PKL Malioboro Tolak Penataan, Ini Kata GKR Hemas
Reporter
Pribadi Wicaksono (Kontributor)
Editor
Rr. Ariyani Yakti Widyastuti
Rabu, 14 Agustus 2019 17:46 WIB
TEMPO.CO, Jakarta - Rencana penataan pedagang kaki lima (PKL) Malioboro seiring selesainya jalur semi pedestrian di Malioboro belum menemui kejelasan. Pasalnya hingga kini belum ditemukannya satu suara antara pemerintah Kota Yogyakarta dengan kalangan PKL.
"Kalau PKL meh ditoto mesti ra gelem (kalau PKL mau ditata pasti tak mau)," ujar permaisuri Raja Keraton Sri Sultan Hamengku Buwono X, Gusti Kanjeng Ratu (GKR) Hemas di Yogya Selasa 13 Agustus 2019.
Rencana penataan PKL Malioboro sudah digaungkan sejak 2015 untuk mendukung wajah Malioboro yang makin representatif sebagai jantung wisata Yogya. Salah satu caranya membersihkan area selasar depan pertokoan agar tak lagi berjubel lapak PKL.

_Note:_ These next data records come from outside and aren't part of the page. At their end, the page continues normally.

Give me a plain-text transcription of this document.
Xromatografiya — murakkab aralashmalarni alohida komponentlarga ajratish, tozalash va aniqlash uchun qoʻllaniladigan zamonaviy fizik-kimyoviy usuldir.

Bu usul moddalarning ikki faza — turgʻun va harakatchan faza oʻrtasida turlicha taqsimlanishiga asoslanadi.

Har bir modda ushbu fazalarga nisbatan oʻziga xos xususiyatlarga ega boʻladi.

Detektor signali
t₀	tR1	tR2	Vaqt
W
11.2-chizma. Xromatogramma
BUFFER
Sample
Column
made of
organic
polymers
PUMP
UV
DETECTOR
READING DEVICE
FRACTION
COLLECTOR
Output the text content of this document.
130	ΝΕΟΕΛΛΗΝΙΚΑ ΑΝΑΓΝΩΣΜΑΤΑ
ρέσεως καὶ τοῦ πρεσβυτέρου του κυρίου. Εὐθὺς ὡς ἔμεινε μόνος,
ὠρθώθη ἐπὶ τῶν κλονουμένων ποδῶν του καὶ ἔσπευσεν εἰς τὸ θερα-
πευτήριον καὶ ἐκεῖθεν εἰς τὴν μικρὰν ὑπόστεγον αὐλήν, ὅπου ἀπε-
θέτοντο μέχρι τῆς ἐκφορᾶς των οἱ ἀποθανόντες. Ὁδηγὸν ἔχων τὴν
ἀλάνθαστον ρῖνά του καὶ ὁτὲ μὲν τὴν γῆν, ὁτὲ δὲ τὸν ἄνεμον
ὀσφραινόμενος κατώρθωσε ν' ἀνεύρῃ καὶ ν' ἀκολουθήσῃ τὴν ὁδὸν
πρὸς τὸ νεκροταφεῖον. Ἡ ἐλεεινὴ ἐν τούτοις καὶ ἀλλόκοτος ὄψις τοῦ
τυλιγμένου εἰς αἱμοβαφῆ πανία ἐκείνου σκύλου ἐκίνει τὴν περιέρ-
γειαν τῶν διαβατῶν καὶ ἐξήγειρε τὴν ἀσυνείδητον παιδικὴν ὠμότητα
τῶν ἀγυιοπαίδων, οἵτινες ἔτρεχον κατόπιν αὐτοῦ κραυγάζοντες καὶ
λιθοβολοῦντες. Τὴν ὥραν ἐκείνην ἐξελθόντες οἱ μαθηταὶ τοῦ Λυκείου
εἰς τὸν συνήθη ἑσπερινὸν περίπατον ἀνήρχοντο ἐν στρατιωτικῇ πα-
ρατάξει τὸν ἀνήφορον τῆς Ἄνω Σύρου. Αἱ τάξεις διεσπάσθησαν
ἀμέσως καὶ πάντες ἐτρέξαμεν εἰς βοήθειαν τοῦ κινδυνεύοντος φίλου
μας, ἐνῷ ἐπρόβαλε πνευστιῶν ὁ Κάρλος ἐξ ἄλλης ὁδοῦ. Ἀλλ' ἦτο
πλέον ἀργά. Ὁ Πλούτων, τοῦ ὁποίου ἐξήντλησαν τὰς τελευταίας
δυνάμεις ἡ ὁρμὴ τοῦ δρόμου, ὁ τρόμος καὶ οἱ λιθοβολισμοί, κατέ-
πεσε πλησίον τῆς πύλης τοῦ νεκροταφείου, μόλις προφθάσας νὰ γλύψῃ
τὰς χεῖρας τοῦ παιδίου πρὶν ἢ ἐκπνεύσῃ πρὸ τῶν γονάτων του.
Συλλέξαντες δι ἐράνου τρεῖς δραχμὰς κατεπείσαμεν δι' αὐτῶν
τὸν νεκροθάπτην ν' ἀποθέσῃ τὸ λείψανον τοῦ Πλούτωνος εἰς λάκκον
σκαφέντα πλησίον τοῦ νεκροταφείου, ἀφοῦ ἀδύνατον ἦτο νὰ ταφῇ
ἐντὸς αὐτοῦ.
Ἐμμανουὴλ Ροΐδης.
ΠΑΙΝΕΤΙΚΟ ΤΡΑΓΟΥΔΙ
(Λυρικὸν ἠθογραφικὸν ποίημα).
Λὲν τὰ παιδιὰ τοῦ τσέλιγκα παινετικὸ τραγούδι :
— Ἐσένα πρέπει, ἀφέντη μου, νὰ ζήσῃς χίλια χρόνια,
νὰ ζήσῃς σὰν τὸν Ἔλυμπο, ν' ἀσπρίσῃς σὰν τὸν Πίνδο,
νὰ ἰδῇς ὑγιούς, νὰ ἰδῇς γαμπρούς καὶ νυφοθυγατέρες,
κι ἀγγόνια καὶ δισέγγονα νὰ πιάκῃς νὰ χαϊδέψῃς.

Rencana konsep penataan PKL yang diusung pemerintah Yogya dinamai ungkur-ungkuran atau berjualan saling membelakangi dengan pedagang lain sehingga tidak menutupi lahan depan pertokoan. Namun paguyuban pedagang menolaknya dengan alasan khawatir bakal merugi dan memicu konflik antar pedagang.
GKR Hemas mengingatkan dengan perkembangan kawasan Malioboro yang sudah semakin tertata, seharusnya ada kesadaran dari masyarakat khususnya kalangan PKL yang berjualan di situ mau bekerjasama dengan pemerintah menata kawasan. "Jangan sampai ada pro dan kontra dalam penataan Malioboro," ujarnya.
Hemas menilai sudah waktunya kawasan Malioboro terlihat semakin tertata seperti misalnya dengan mengelompokkan PKL dalam satu kawasan. Terlebih pemerintah Yogya juga telah menyediakan lahan khusus untuk relokasi PKL di area eks Bioskop Indra.
<!--more-->
"Kalau semua PKL masuk dalam kawasan yang disediakan kan jadi lebih bagus dan tertata. Ya tapi tergantung pedagang juga, mereka kan senenge (senangnya jualan) sambil melihat (suasana) Malioboro kan? " ujar Hemas.
Walikota Yogyakarta Haryadi Suyuti sebelumnya menilai sikap paguyuban PKL Malioboro yang menentang rencana penataan dengan alasan khawatir ukuran lapaknya jadi makin kecil merupakan dalih tak berdasar. Sebab, kata dia, sudah sejak dulu lahan usaha di Malioboro sempit.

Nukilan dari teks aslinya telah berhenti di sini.